Sadly, in that group we identified 96 unfortunates (18%) who were judged worse than 90% of their peers in their ability to perform one or more of these critical leadership skills. A score that low on even a single attribute can derail a career.
And so we counsel these individuals to fix their fatal flaws before they focus, as the rest of the group would do, on identifying their particular strengths and learning how to make them (and themselves) even more remarkable.
Those who believe that leopards, particularly senior management leopards, can't change their spots may be surprised to find that 71 of those 96 leaders were able to improve those flaws enough show a statistically significant improvement in their overall leadership effectiveness on their subsequent 360 evaluations.
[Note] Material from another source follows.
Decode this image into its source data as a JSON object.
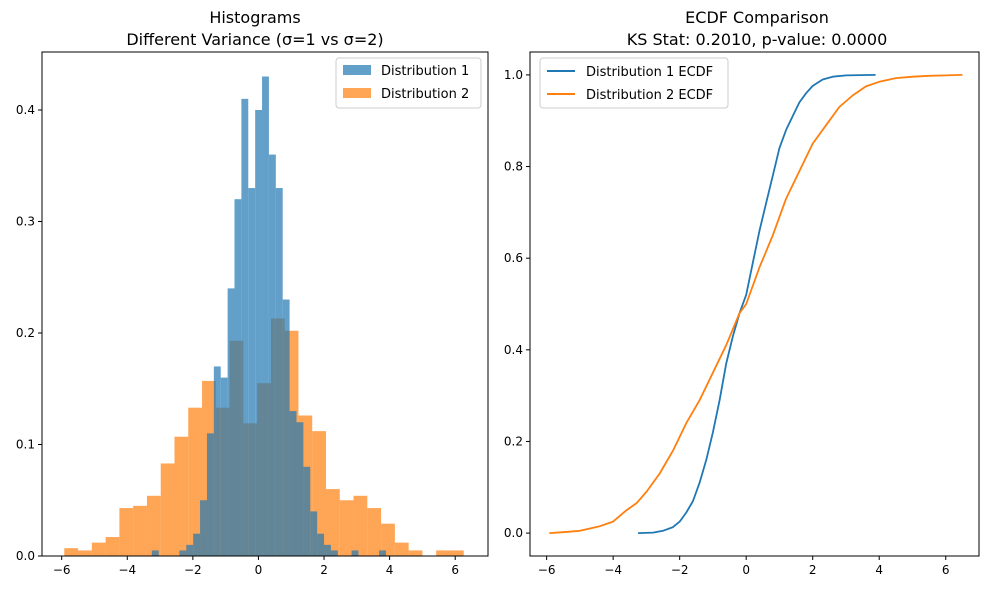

That is, roughly 75% of these leaders were able to change their behavior enough that their colleagues, subordinates, direct reports, and bosses (who had judged them so harshly before) could readily see improvement.
Furthermore, the changes weren't small. In 18 months to two years, these people hadn't just managed to drag themselves up from the bottom 10% to the bottom 20%. They move up 33 points. That propelled them from the bottom to being above average. If they choose to continue their development efforts, there's every reason to believe that many will continue to improve even more.
As with Governor Sununu, the flaws most commonly tripping up our at-risk leaders were related to failures in establishing interpersonal relationships. Far less frequent were fatal flaws involved in leading change initiatives, driving for results, and — we're happy to report — character. That might explain how they'd managed to get as far as they had. But past a certain point, individual ambition and results aren't enough. As they climb higher in an organization and the ability to motivate others becomes far more important, poor interpersonal skills, indifference to other people's development, and a belief that they no longer need to improve themselves come to haunt these less effective leaders the most.
The exceptionally good news, our data show, is that far more often than not, those who take these issues seriously can succeed in shedding bad habits to become markedly better leaders. New spots, anyone?